If you have a problem, find some other people with experience of the same thing. Listen to them and take advice. It is okay to ask questions to try to learn more. The better you know the better you do. What I found was that good decisions come from learning more and then figuring out at least two alternatives, because it helps me if I can think creatively about what to do next.
What could financial advisers learn from other industries?
Oh, lots, and I am sure others could learn a lot from financial advisers too. That’s the thing: we all work away in our chosen professions and it is really useful to engage with folks that have a different perspective. There’s a story that Bill Bryson tells about the development of the theory of plate tectonics: years, maybe decades before the idea was widely accepted by academics, the oil companies had picked it up because it helped with drilling operations. Today, our greatest lessons can probably come from improving the way we use data (sales, advice documents, compliance, quotes, applications, underwriting, premiums, life events, medical, claims… you name it) to reduce the time, cost and inconvenience of the most common tasks in our work.

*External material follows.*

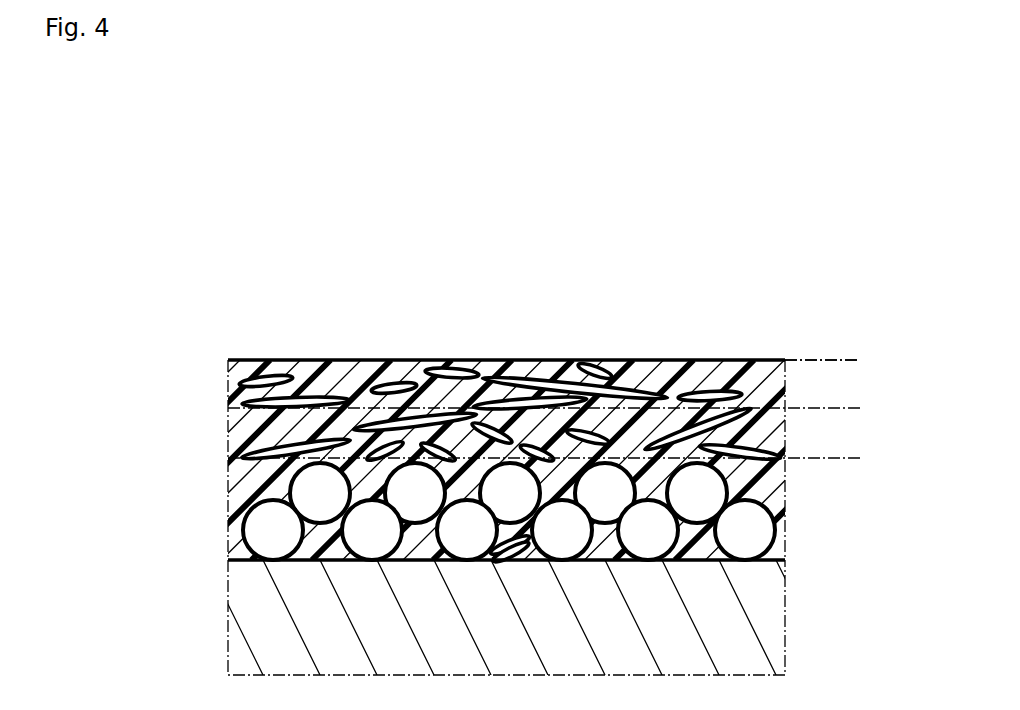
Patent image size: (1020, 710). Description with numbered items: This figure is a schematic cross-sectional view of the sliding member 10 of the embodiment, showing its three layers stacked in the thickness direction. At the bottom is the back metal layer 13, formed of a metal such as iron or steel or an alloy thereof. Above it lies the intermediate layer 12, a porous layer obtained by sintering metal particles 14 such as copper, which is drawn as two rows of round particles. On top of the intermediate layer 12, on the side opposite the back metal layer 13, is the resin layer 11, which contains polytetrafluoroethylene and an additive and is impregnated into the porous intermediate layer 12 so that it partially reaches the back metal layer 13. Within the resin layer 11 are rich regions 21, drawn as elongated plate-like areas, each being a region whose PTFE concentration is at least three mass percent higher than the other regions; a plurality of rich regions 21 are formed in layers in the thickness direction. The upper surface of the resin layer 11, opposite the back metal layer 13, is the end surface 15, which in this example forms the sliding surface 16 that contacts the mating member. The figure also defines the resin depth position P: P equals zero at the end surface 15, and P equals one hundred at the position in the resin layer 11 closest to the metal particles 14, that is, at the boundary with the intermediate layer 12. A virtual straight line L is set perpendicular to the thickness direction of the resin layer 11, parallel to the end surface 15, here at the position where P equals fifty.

What change could the insurance sector make to better serve customers?
That stuff about data, times ten. So often, we subject the client to a 30-year memory test and record answers on bits of paper (that are hard to file and find) and ask questions about it later. Even if they are scanned, most of the data never becomes digital. Written advice is often poor because systems are poor. Manila 1.0 is a great system for one well-kept file. It is a nightmare for a business with thousands of customers. Of course, insurers struggle with this too, rarely fully utilizing the great data they collect. Producing great insurance advice that is consistently good from client to client - and being able to prove that to the regulator - requires good systems. Delivering efficiently-priced insurance requires much the same, on a much greater scale. Both would benefit customers a great deal.
What would you like insurance advisers to understand about what you do?
We’re working on systems to make it so much quicker and easier to deliver good insurance advice and we’re not even half-done. On Quotemonster, we have features like bank insurance product ratings, life premiums for direct and bank insurers, two types of needs analysis (with another one coming), underwriting requirements and hundreds of historical policy documents. Loads of features to feed into your advice process, so you can give better advice, however you choose to do that, in your own way.
Are you a KiwiSaver member?
Yes.
If so, what’s your investment strategy?
Growth assets in an index fund.
Outside of work what do you do?
Fran and I have three children, so we’re always busy. We like live music and theatre; everyone in the house plays something. I’m the most boring with just student-level piano, but they all play cool things: saxophone, French Horn, oboe and trombone. I also like to work out at the gym.
What would you say if one of your kids told you they wanted to be a financial adviser?
Great. The industry is a good long-term bet. It is complicated, varied and changing and, so, continually fascinating. It is used by enough people to be large and roomy, it's growing fast and has a good future. Life is complicated and financial lives seem to get more complicated, not less. That means there is plenty of scope for advice. The kind of advice and how it is given will change a lot, so the industry needs young people to help with that continual renewal. Then, I would say they should find someone who is good at it and try to learn as much as they can.
What’s one thing people may be surprised to know about you?
I draw cartoons. If you’re at a conference with me I may draw you. But I’m not very good, so you probably wouldn’t be recognised anyway.
If you weren’t in this job what would you be doing?
There are so many things I would like to do; I couldn’t say which, but there is no job I would rather do than this one. A while back, I was asked how long I plan to be in the industry. I’ve been in it 30 years and, if health and fortune allows, I hope to at least double that. I know that would make me 76, but I don’t care.